I find this statement about trials by Elder Neil Anderson quite compelling:
These fiery trials are designed to make you stronger, but they have the potential to diminish or even destroy your trust in the Son of God and to weaken your resolve to keep your promises to Him. These trials are often camouflaged, making them difficult to identify. They take root in our weaknesses, our vulnerabilities, our sensitivities, or in those things that matter most to us. A real but manageable test for one can be a fiery trial for another. How do you remain “steadfast and immovable” during a trial of faith? You immerse yourself in the very things that helped build your core of faith: you exercise faith in Christ, you pray, you ponder the scriptures, you repent, you keep the commandments, and you serve others.
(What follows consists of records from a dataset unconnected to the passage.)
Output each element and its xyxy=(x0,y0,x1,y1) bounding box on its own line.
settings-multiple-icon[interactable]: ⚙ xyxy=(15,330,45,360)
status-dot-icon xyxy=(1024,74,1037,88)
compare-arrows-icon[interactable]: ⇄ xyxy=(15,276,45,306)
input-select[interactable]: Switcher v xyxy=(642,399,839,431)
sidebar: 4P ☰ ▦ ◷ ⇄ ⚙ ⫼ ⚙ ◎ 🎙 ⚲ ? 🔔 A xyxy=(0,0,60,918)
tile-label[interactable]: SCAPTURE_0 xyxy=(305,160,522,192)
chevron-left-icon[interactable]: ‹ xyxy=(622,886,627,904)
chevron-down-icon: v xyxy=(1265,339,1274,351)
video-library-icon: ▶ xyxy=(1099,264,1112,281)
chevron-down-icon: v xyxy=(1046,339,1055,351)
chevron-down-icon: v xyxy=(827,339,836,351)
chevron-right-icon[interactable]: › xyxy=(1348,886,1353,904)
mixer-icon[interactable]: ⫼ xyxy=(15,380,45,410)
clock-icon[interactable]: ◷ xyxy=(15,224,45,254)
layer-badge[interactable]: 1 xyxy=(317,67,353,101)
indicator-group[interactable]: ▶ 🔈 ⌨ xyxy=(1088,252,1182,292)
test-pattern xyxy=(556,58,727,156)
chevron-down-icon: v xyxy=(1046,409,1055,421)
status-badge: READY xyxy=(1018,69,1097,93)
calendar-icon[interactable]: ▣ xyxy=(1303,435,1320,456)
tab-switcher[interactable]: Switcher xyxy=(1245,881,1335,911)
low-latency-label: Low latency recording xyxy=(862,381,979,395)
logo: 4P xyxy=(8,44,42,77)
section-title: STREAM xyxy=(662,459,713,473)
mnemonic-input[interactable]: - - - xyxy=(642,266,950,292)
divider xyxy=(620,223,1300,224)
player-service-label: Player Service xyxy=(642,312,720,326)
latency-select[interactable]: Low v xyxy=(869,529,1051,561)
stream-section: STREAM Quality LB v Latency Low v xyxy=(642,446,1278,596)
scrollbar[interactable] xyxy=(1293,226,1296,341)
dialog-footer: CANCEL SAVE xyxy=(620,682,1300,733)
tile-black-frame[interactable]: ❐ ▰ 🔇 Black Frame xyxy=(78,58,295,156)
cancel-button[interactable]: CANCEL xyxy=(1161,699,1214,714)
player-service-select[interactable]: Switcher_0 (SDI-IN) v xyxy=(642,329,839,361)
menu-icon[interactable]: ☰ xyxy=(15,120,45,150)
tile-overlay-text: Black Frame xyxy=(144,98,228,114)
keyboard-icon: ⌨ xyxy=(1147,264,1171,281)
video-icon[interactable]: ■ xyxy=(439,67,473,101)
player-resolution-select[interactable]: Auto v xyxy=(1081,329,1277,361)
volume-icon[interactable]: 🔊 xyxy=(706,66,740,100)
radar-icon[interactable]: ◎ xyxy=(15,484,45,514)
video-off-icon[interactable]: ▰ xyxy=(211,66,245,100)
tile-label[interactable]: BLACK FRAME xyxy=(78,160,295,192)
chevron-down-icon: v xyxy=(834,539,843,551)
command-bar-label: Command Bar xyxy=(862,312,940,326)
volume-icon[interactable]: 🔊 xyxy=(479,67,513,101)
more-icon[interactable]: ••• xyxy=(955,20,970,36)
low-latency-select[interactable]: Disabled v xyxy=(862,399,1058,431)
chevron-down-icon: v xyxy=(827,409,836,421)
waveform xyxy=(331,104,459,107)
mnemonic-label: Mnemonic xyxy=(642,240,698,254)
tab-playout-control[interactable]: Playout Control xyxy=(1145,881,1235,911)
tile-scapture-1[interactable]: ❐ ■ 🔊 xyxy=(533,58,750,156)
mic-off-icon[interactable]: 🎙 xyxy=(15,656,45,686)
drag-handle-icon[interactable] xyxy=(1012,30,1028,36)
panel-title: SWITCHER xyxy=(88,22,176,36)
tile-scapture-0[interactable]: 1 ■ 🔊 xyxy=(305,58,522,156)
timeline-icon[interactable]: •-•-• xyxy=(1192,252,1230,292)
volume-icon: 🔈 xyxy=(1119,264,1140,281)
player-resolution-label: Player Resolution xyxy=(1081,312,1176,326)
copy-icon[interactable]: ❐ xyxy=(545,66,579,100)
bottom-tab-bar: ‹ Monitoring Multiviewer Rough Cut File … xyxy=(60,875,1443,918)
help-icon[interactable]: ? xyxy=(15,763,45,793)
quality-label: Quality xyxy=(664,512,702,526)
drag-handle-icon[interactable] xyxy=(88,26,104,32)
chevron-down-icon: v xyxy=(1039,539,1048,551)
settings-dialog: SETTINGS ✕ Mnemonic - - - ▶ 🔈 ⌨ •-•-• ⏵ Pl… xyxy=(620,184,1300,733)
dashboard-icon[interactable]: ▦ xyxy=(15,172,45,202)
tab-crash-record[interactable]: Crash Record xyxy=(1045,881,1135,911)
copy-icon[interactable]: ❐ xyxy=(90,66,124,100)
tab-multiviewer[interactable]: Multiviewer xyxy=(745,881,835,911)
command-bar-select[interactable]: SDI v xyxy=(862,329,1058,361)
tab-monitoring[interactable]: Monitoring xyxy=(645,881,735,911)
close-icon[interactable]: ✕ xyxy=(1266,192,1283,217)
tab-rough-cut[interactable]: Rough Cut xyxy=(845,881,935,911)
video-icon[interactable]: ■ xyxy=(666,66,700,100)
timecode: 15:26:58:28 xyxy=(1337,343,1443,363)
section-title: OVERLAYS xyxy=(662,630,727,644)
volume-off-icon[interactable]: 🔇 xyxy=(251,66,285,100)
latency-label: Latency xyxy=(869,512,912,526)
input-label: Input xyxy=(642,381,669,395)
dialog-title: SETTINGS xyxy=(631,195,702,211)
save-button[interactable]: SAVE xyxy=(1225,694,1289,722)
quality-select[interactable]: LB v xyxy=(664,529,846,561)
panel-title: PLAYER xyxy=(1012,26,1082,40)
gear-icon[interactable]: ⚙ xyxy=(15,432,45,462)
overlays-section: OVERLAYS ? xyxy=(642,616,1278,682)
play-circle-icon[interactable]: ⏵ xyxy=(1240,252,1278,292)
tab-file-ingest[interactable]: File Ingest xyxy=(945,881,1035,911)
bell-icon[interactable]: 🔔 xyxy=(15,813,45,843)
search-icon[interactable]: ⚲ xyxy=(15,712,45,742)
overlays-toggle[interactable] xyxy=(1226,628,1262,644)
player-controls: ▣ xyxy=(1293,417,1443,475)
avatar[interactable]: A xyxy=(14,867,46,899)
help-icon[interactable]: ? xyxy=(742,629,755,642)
He seems to suggest here that the nature of our suffering is radically individualized by our circumstances, our weaknesses, and by our personalities, with all their manifold attachments and fears, both healthy and unhealthy. So to suffer is to be uniquely ourselves. Patience, of course, in its root meaning means suffering, so patience in suffering is redundant. It merely means that we are no longer discontent with our particularity, that we have learned to suffer long in forbearance and hope as we are, where we are, who we are. Impatience with ourselves, with others, with the life we have been given, causes the pain of isolation, whereas acceptance brings a suffering that heals, since it a feeling that brings us out of solitude and into compassionate community. To do this we must be willing to experience vulnerability, to accept at least for the time being that the universe is less ordered, less safe, and less understandable than we had thought. In this state of being unsettled, we reach out toward others and to God in need, and in hope and trust in Christ, not because things make sense already but because things need our faith and God’s power to cohere.